The 2012 statewide graduation rate was 74 percent, higher than that of the five biggest school districts in the state as well as a handful of districts in the region. Including those with the two lowest rates in the region, Watertown City School District, Hammond Central, Massena Central, Morristown Central and Ogdensburg City School District are all below the state average.

In total, Jefferson County schools’ average four-year graduation rate, including August graduates, was 86.4 percent. Lewis Country averaged 83.6 percent while St. Lawrence County averaged 78.7 percent.

“I guess the big thing for me is that we have a lot smaller numbers at the school, so one or two kids that don’t graduate on time makes a big difference,” acting Harrisville Superintendent Robert N. Finster said.

Mrs. Ouderkirk said the same of her small district.

Mr. Finster also said Harrisville’s graduation rate would be closer to 94 percent if the data extended to January.

“The truth of the matter is that we only lost one student,” he said. “Honestly, this year, we’re going to have a 100 percent graduation rate.”

The most current numbers show a rise in the Watertown City School District’s graduation rates. Education Department data showed that 61.4 percent of students who began high school in 2007 graduated four years later.
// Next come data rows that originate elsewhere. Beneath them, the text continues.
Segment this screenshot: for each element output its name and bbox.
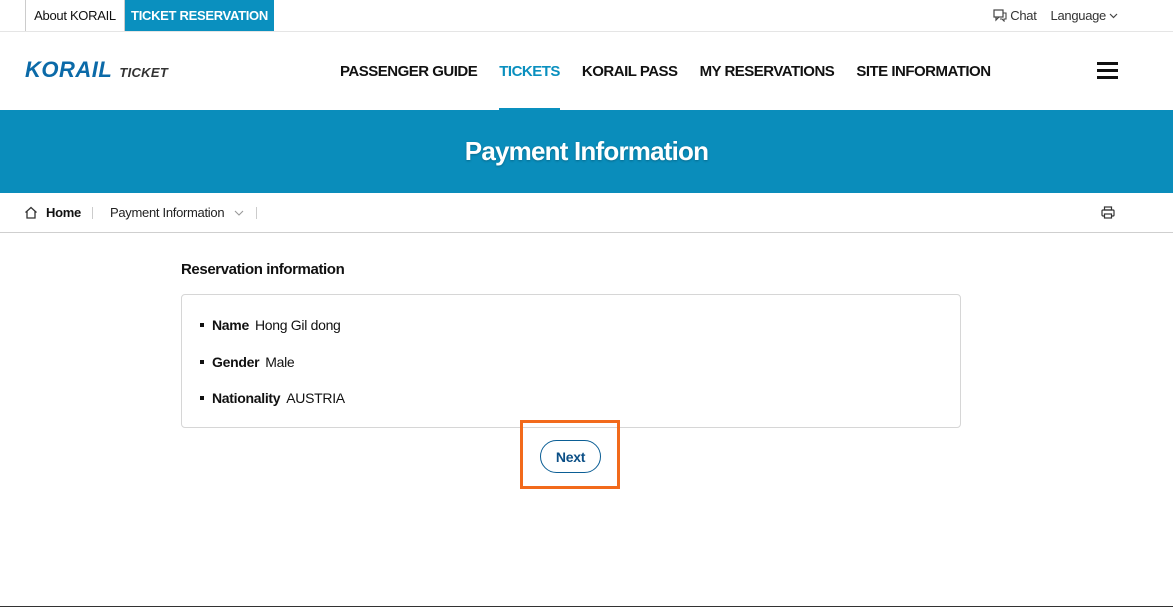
breadcrumb-home[interactable]: Home <box>24 205 81 220</box>
breadcrumb-divider <box>256 207 257 219</box>
breadcrumb-current-label: Payment Information <box>110 205 225 220</box>
chat-icon <box>993 9 1007 22</box>
reservation-info-box: Name Hong Gil dong Gender Male Nationali… <box>181 294 961 428</box>
gender-value: Male <box>265 354 295 370</box>
hamburger-menu-icon[interactable] <box>1097 62 1118 80</box>
nationality-value: AUSTRIA <box>286 390 345 406</box>
nav-site-information[interactable]: SITE INFORMATION <box>845 32 1001 111</box>
top-utility-bar: About KORAIL TICKET RESERVATION Chat Lan… <box>0 0 1173 31</box>
korail-logo[interactable]: KORAIL TICKET <box>25 57 168 83</box>
logo-ticket-text: TICKET <box>119 65 169 80</box>
breadcrumb-home-label: Home <box>46 205 81 220</box>
nav-passenger-guide[interactable]: PASSENGER GUIDE <box>329 32 488 111</box>
breadcrumb-divider <box>92 207 93 219</box>
nav-korail-pass[interactable]: KORAIL PASS <box>571 32 689 111</box>
nationality-label: Nationality <box>212 390 281 406</box>
info-row-nationality: Nationality AUSTRIA <box>200 390 345 406</box>
breadcrumb-current[interactable]: Payment Information <box>110 205 244 220</box>
main-header: KORAIL TICKET PASSENGER GUIDE TICKETS KO… <box>0 31 1173 111</box>
bullet <box>200 323 204 327</box>
ticket-reservation-tab[interactable]: TICKET RESERVATION <box>125 0 274 31</box>
language-label: Language <box>1050 8 1107 23</box>
info-row-name: Name Hong Gil dong <box>200 317 341 333</box>
home-icon <box>25 206 37 219</box>
top-right-links: Chat Language <box>993 0 1118 31</box>
bottom-divider <box>0 606 1173 607</box>
name-label: Name <box>212 317 249 333</box>
about-korail-tab[interactable]: About KORAIL <box>25 0 125 31</box>
next-button[interactable]: Next <box>540 440 601 473</box>
breadcrumb: Home Payment Information <box>0 193 1173 233</box>
chevron-down-icon <box>234 210 244 216</box>
language-selector[interactable]: Language <box>1051 8 1118 23</box>
bullet <box>200 396 204 400</box>
name-value: Hong Gil dong <box>254 317 341 333</box>
nav-my-reservations[interactable]: MY RESERVATIONS <box>689 32 846 111</box>
page-banner: Payment Information <box>0 110 1173 193</box>
global-navigation: PASSENGER GUIDE TICKETS KORAIL PASS MY R… <box>329 32 1002 111</box>
reservation-info-heading: Reservation information <box>181 261 345 278</box>
page-title: Payment Information <box>464 136 709 166</box>
logo-korail-text: KORAIL <box>25 57 113 82</box>
chat-link[interactable]: Chat <box>993 8 1037 23</box>
gender-label: Gender <box>212 354 260 370</box>
print-button[interactable] <box>1101 206 1115 224</box>
nav-tickets[interactable]: TICKETS <box>488 32 571 111</box>
bullet <box>200 360 204 364</box>
chevron-down-icon <box>1109 13 1118 18</box>
info-row-gender: Gender Male <box>200 354 295 370</box>
chat-label: Chat <box>1010 8 1037 23</box>
print-icon <box>1101 206 1115 219</box>
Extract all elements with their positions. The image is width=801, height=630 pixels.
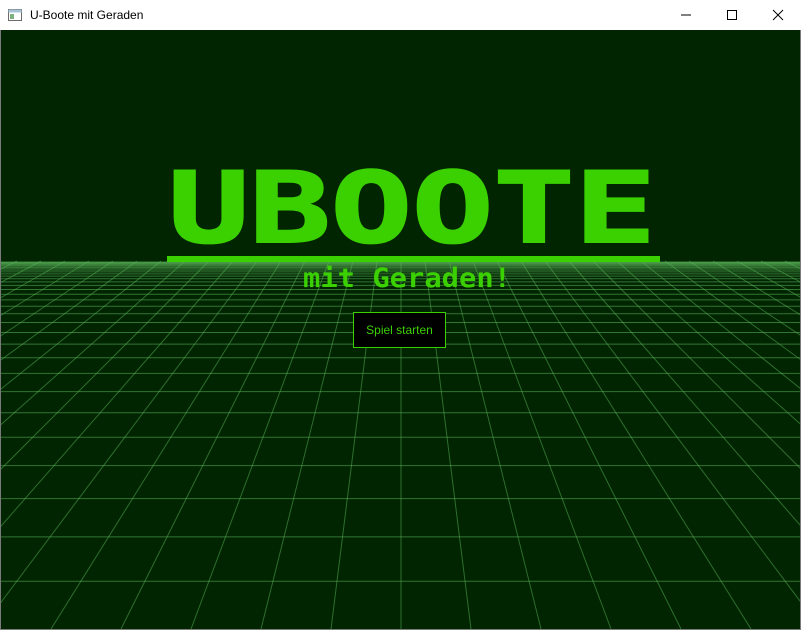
grid-line: [120, 260, 306, 629]
minimize-button[interactable]: [663, 0, 709, 30]
grid-line: [784, 260, 800, 270]
grid-line: [1, 260, 258, 604]
grid-line: [544, 260, 800, 602]
grid-line: [592, 260, 800, 469]
game-canvas[interactable]: UBOOTE mit Geraden! Spiel starten: [1, 30, 800, 629]
grid-line: [1, 260, 66, 299]
grid-line: [190, 260, 330, 629]
grid-line: [1, 260, 138, 361]
grid-line: [1, 260, 210, 470]
app-window-icon: [8, 8, 22, 21]
grid-line: [712, 260, 800, 316]
maximize-icon: [727, 10, 737, 20]
grid-line: [568, 260, 800, 526]
maximize-button[interactable]: [709, 0, 755, 30]
grid-line: [736, 260, 800, 298]
grid-line: [688, 260, 800, 336]
grid-line: [1, 260, 186, 426]
grid-line: [1, 260, 114, 337]
grid-line: [1, 260, 18, 270]
window-frame-left: [0, 30, 1, 630]
grid-line: [50, 260, 282, 629]
logo-underline: [167, 256, 660, 262]
close-button[interactable]: [755, 0, 801, 30]
logo: UBOOTE mit Geraden!: [167, 151, 660, 294]
close-icon: [772, 9, 784, 21]
grid-line: [260, 260, 354, 629]
minimize-icon: [681, 14, 691, 16]
window-title: U-Boote mit Geraden: [30, 8, 144, 22]
grid-line: [496, 260, 682, 629]
grid-line: [640, 260, 800, 389]
title-bar: U-Boote mit Geraden: [0, 0, 801, 30]
grid-line: [520, 260, 752, 629]
grid-line: [448, 260, 542, 629]
grid-line: [472, 260, 612, 629]
grid-line: [1, 260, 234, 527]
grid-line: [1, 260, 42, 283]
grid-line: [760, 260, 800, 283]
logo-title: UBOOTE: [168, 152, 656, 266]
grid-line: [1, 260, 90, 316]
start-game-button[interactable]: Spiel starten: [353, 312, 446, 348]
logo-subtitle: mit Geraden!: [303, 263, 511, 294]
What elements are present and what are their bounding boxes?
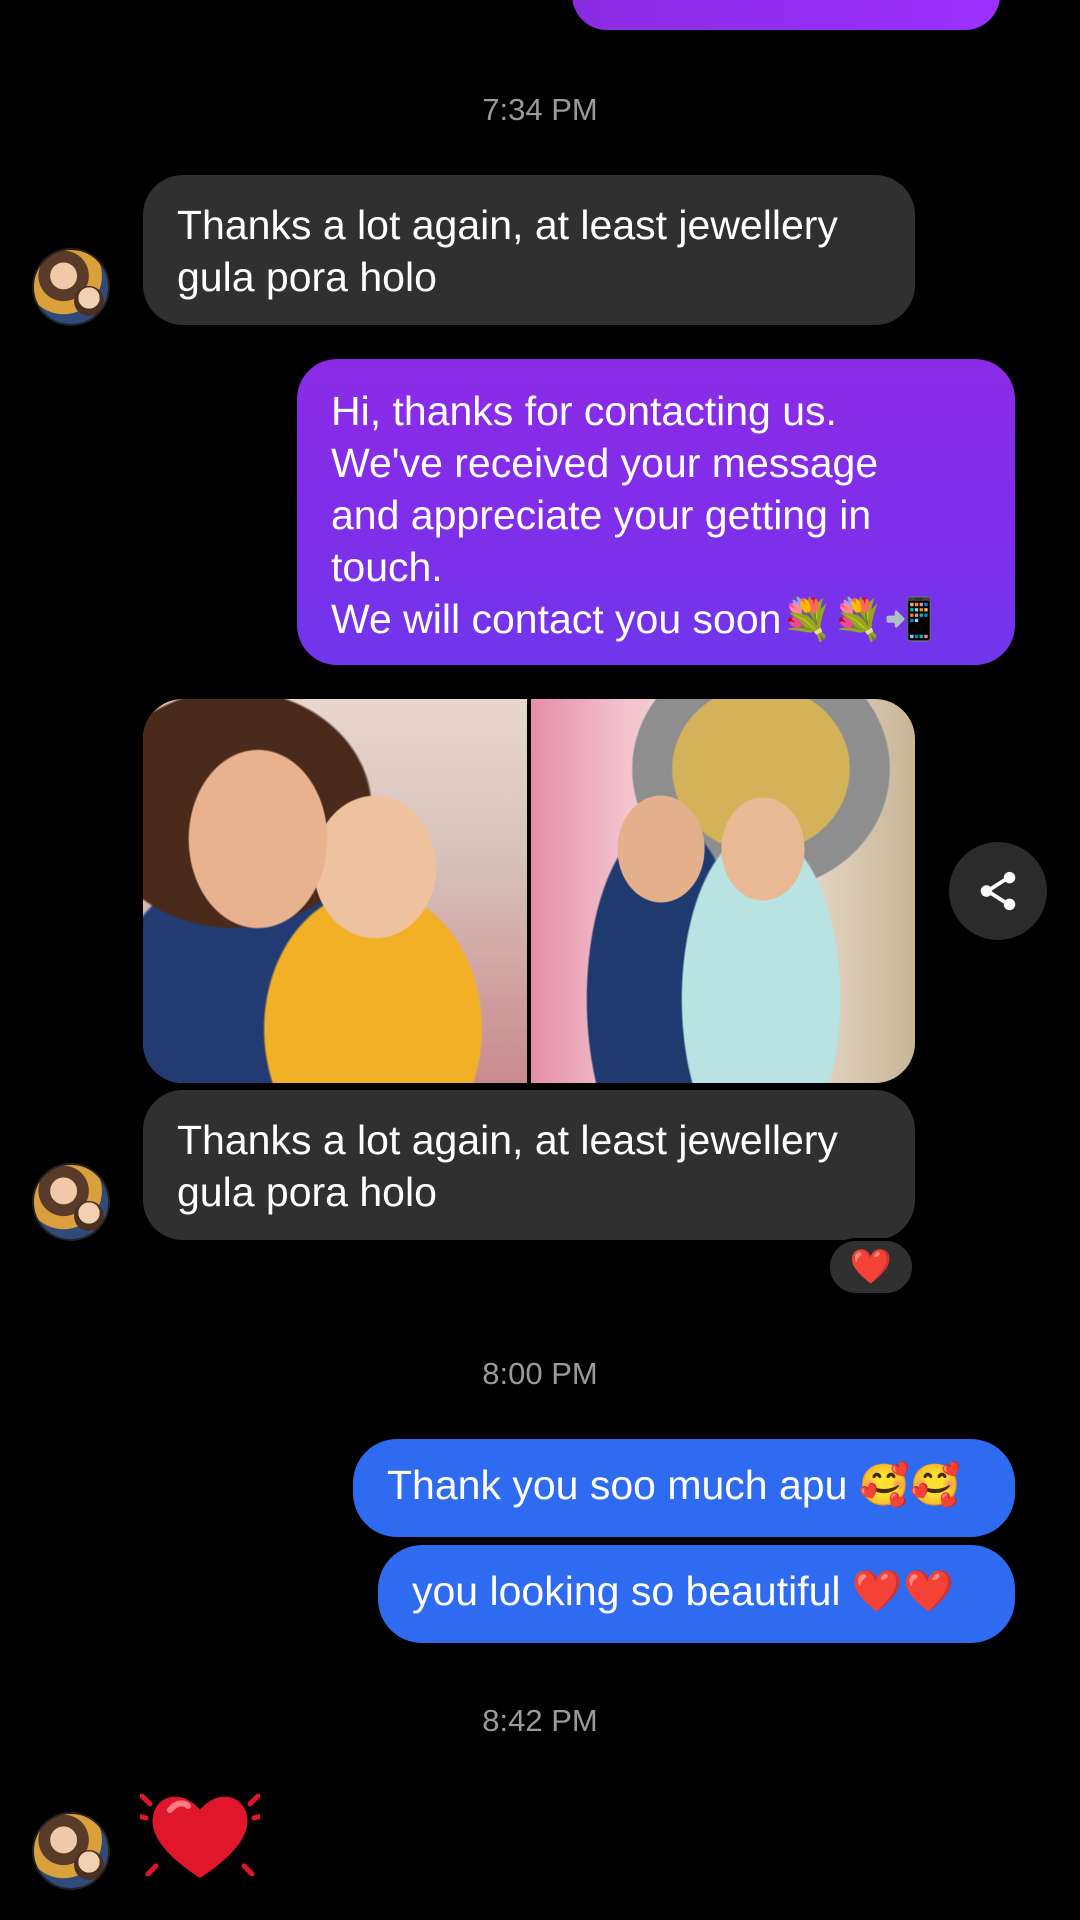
reaction-badge[interactable]: ❤️: [827, 1238, 915, 1296]
received-message[interactable]: Thanks a lot again, at least jewellery g…: [143, 1090, 915, 1240]
timestamp: 8:00 PM: [482, 1356, 598, 1391]
sent-message[interactable]: Thank you soo much apu 🥰🥰: [353, 1439, 1015, 1537]
share-icon: [980, 871, 1016, 911]
avatar[interactable]: [32, 1163, 110, 1241]
photo-attachment[interactable]: [143, 699, 527, 1083]
timestamp: 7:34 PM: [482, 92, 598, 127]
heart-icon[interactable]: [140, 1782, 260, 1892]
photo-attachment[interactable]: [531, 699, 915, 1083]
avatar[interactable]: [32, 248, 110, 326]
sent-message[interactable]: you looking so beautiful ❤️❤️: [378, 1545, 1015, 1643]
timestamp: 8:42 PM: [482, 1703, 598, 1738]
sent-auto-reply-message[interactable]: Hi, thanks for contacting us. We've rece…: [297, 359, 1015, 665]
avatar[interactable]: [32, 1812, 110, 1890]
received-message[interactable]: Thanks a lot again, at least jewellery g…: [143, 175, 915, 325]
chat-screen: 7:34 PM Thanks a lot again, at least jew…: [0, 0, 1080, 1920]
share-button[interactable]: [949, 842, 1047, 940]
previous-sent-message[interactable]: [572, 0, 1000, 30]
photo-attachment-group[interactable]: [143, 699, 915, 1083]
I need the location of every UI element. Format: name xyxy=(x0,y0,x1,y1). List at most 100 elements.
Approximately 70.5 percent of the 2008 cohort graduated by last August, nearly a 10 percent increase.

Superintendent Terry N. Fralick said he would need a few days to look over the data but was “certainly encouraged by that.”

With a 95.5 percent graduation rate, Parishville-Hopkinton had the highest in the region.

“We’re very happy with that data,” Superintendent Darin P. Saiff said. “Certainly our goal would be 100 percent.”

He said the high graduation rate was because of the hard work of the Board of Education, the surrounding community, faculty and students.

“We set our expectations high, and that’s the expectation of the community,” he said. “Our staff does an excellent job of making connections with students and tying that into creating meaningful relationships.”

Lyme Central School District had the second highest graduation rate at 94.7 percent.

Superintendent Karen M. Donahue congratulated the staff and students for their hard work to consistently have the top graduation rates in the region.

“By design, our kids do well,” she said. “We support them, and it’s paid off.”

Trailing not far behind was Thousand Islands Central with a 94.4 percent graduation rate.

“We really have an outstanding faculty out here all the way through,” Superintendent Frank C. House said. “Everyone does a great job of getting the kids through.”

He said the district tends to have high graduation rates every year. He thanked the Board of Education, administration, teachers, parents and students for helping to get a high school diploma into as many hands as possible.

“It is surprising in a sense that we worry about it every year, but the school always does well,” Mr. House said.